While after 1945, the international system came under the two superpowers, the United States and the Soviet Union, nothing has quite replaced the Anglo-Mediterranean order, although every so often the current President of France calls for a more united Mediterranean, which always fall flat.

After 1800, the British brought to the Mediterranean their ambition, instinct for domination, penny-pinching, grating superiority, etc but at the same time they also brought much needed protection against other predators and would-be successors to regional primacy, more secure food supplies, hopes of prosperity, and accelerating social change.

On 27 August 1800 the French warships Diana and La Justice, (both survivors of Nelson's smashing victory at the Battle of the Nile two years earlier) made a sudden dash out of the Grand Harbour. The light summer air had given way to a strong breeze, providing a sudden opportunity to escape from a close two-year British blockade of the French-held island. La Justice made it to the open sea and back to France, Diana was raked with shot, dismasted and escorted by HMS Superb to the harbour. From dispatches found on board, it was confirmed that the prolonged resistance of the French garrison was about to crack.
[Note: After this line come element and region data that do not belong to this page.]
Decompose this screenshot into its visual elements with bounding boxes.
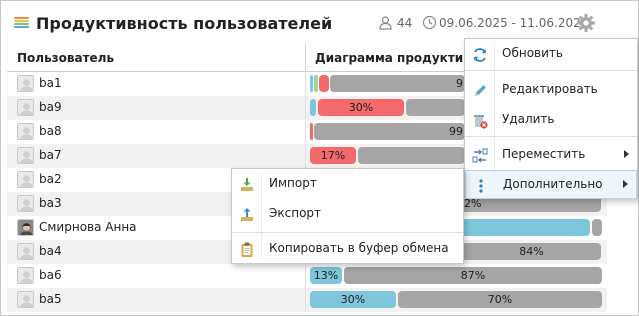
menu-item-refresh[interactable]: Обновить	[465, 39, 637, 69]
productive-bar	[310, 75, 313, 92]
user-name: ba7	[39, 148, 62, 162]
avatar	[17, 171, 34, 188]
avatar	[17, 75, 34, 92]
bar-label: 30%	[348, 101, 374, 114]
clipboard-icon	[241, 242, 253, 257]
user-name: Смирнова Анна	[39, 220, 137, 234]
gear-icon[interactable]	[576, 13, 596, 33]
avatar	[17, 147, 34, 164]
productivity-widget: Продуктивность пользователей 44 09.06.20…	[0, 0, 639, 316]
date-range[interactable]: 09.06.2025 - 11.06.2025	[439, 16, 588, 30]
user-name: ba4	[39, 244, 62, 258]
other-bar	[314, 75, 318, 92]
neutral-bar: 99	[314, 123, 465, 140]
export-icon	[241, 208, 253, 221]
clock-icon	[422, 15, 437, 30]
avatar	[17, 243, 34, 260]
column-divider[interactable]	[305, 44, 306, 72]
import-icon	[241, 178, 253, 191]
dots-vertical-icon	[479, 179, 483, 193]
users-count: 44	[397, 16, 413, 30]
avatar	[17, 291, 34, 308]
menu-label-more: Дополнительно	[503, 177, 603, 191]
menu-item-copy[interactable]: Копировать в буфер обмена	[232, 234, 463, 264]
neutral-bar: 9	[330, 75, 465, 92]
context-menu: Обновить Редактировать Удалить Перемести…	[464, 38, 638, 199]
unproductive-bar	[319, 75, 329, 92]
pencil-icon	[475, 85, 486, 96]
productive-bar	[310, 99, 316, 116]
users-icon	[379, 16, 392, 30]
bar-label: 30%	[340, 293, 366, 306]
submenu-arrow-icon	[623, 180, 628, 188]
avatar	[17, 267, 34, 284]
user-name: ba5	[39, 292, 62, 306]
submenu-more: Импорт Экспорт Копировать в буфер обмена	[231, 168, 464, 264]
unproductive-bar: 17%	[310, 147, 356, 164]
neutral-bar	[592, 219, 602, 236]
user-name: ba3	[39, 196, 62, 210]
bar-label: 17%	[320, 149, 346, 162]
productivity-app-icon	[14, 17, 29, 29]
menu-label-refresh: Обновить	[502, 46, 563, 60]
unproductive-bar: 30%	[318, 99, 404, 116]
user-name: ba6	[39, 268, 62, 282]
table-row[interactable]: ba5 30% 70%	[7, 288, 607, 312]
bar-label: 70%	[487, 293, 513, 306]
menu-item-more[interactable]: Дополнительно	[465, 170, 637, 199]
bar-label: 84%	[519, 245, 544, 258]
productive-bar: 13%	[310, 267, 342, 284]
neutral-bar	[358, 147, 465, 164]
menu-item-edit[interactable]: Редактировать	[465, 75, 637, 105]
neutral-bar: 84%	[462, 243, 601, 260]
avatar	[17, 123, 34, 140]
user-name: ba8	[39, 124, 62, 138]
menu-label-import: Импорт	[269, 176, 317, 190]
refresh-icon	[474, 48, 486, 62]
widget-title: Продуктивность пользователей	[36, 14, 333, 33]
user-name: ba2	[39, 172, 62, 186]
neutral-bar: 87%	[344, 267, 602, 284]
avatar	[17, 99, 34, 116]
productive-bar	[462, 219, 590, 236]
user-name: ba1	[39, 76, 62, 90]
menu-item-delete[interactable]: Удалить	[465, 105, 637, 135]
bar-label: 99	[449, 125, 463, 138]
widget-header: Продуктивность пользователей 44 09.06.20…	[1, 1, 638, 41]
productive-bar: 30%	[310, 291, 396, 308]
submenu-arrow-icon	[624, 150, 629, 158]
column-header-user[interactable]: Пользователь	[17, 44, 297, 72]
avatar-photo	[17, 219, 34, 236]
move-icon	[472, 148, 488, 163]
user-name: ba9	[39, 100, 62, 114]
menu-label-edit: Редактировать	[502, 82, 598, 96]
neutral-bar	[406, 99, 465, 116]
menu-label-delete: Удалить	[502, 112, 555, 126]
neutral-bar: 70%	[398, 291, 602, 308]
avatar	[17, 195, 34, 212]
bar-label: 9	[456, 77, 463, 90]
bar-label: 13%	[313, 269, 339, 282]
menu-item-export[interactable]: Экспорт	[232, 199, 463, 229]
bar-label: 87%	[460, 269, 486, 282]
trash-icon	[474, 115, 488, 129]
menu-label-export: Экспорт	[269, 206, 322, 220]
table-row[interactable]: ba6 13% 87%	[7, 264, 607, 288]
menu-label-move: Переместить	[502, 147, 586, 161]
menu-item-import[interactable]: Импорт	[232, 169, 463, 199]
unproductive-bar	[310, 123, 313, 140]
menu-item-move[interactable]: Переместить	[465, 140, 637, 170]
menu-label-copy: Копировать в буфер обмена	[269, 241, 449, 255]
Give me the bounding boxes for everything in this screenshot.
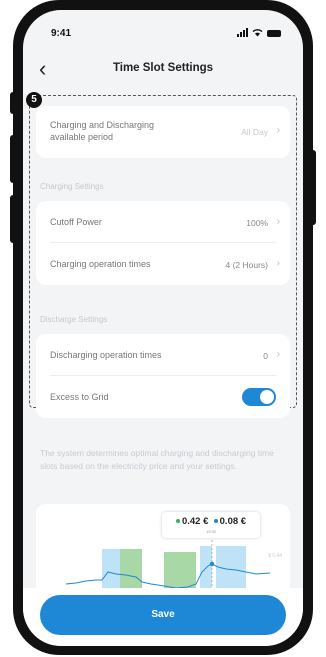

On 5 September General Charles Henri Vaubois and Admiral Charles de Villeneuve (later Nelson's adversary at Trafalgar) capitulated. Immediately redcoats occupied the forts held tenaciously by the French ever since a Maltese rebellion had broken out on receipt of the news of the destruction of Napoleon's fleet in Egyptian waters. The Royal Navy now took over the ample anchorage, Valletta became its greatest overseas base and it was not to leave for 178 years.

Captain Alexander Ball, who had been sent ashore by Nelson in October 1798 to liaise with the Maltese, made a formal entry into the city, retracing Napoleon's steps along Strada Reale. A Te Deum was sung in St John's and the gates of Valletta were swung open to admit the general population, though, as Vaubois had insisted, no armed persons were allowed among them.

On 8 September the French garrison, its semi-starvation eased by British military rations, was evacuated. It did so with honour, drums beating, colours flying, accompanied to the rear by two-pound cannon with matches alight.

Yet whenever the British occupied Mediterranean territory, a degree of misunderstanding invariably prevailed. Malta's inhabitants, who under Ball's command had been besieging the French from the landward side, welcomed the British occupying force and wanted it to stay. A British presence offered protection, and guarantees of food whereas war had brought acute deprivation. The last thing desired was any return of the feudal Knights of St John who, before Napoleon's invasion, had lorded it over the island for hundreds of years.

Yet at the same time the Maltese believed that their own fighters had played the main role in defeating the French, and that the British (without losing a single soldier in the siege) had simply delivered the coup de grace. This belief - according to which Malta became British by a 'deed of gift' on the part of the inhabitants and not by conquest - ultimately came to form the bedrock of an evolving Maltese political consciousness.

The British held to their version of events. More than 100 soldiers had died in blockading duties. Inspection showed that the artillery of the Maltese irregular militia had done very little damage to the fortifications of Valletta. The British therefore contended that the French garrison had in the end only been reduced by an acute shortage of supplies, that is by the blockade, as Vaubois himself confessed.

The laurels of victory therefore lay, the British argued, with the British Navy, and Malta's liberation from French arms (and French looting) became a mere coda to Nelson's successes.

The British Commander-in-Chief, General Henry Pigot, saw to it that the Union Jack was raised over the fortress and harbour, paying no heed to other claimants - especially Sicilian and Russian - to lordship over the island.

The Anglo-Maltese relationship, while in many ways unusually intimate in colonial terms, was also to be incorrigibly quarrelsome, and such differences of interpretation went back to these earliest moments of British occupation.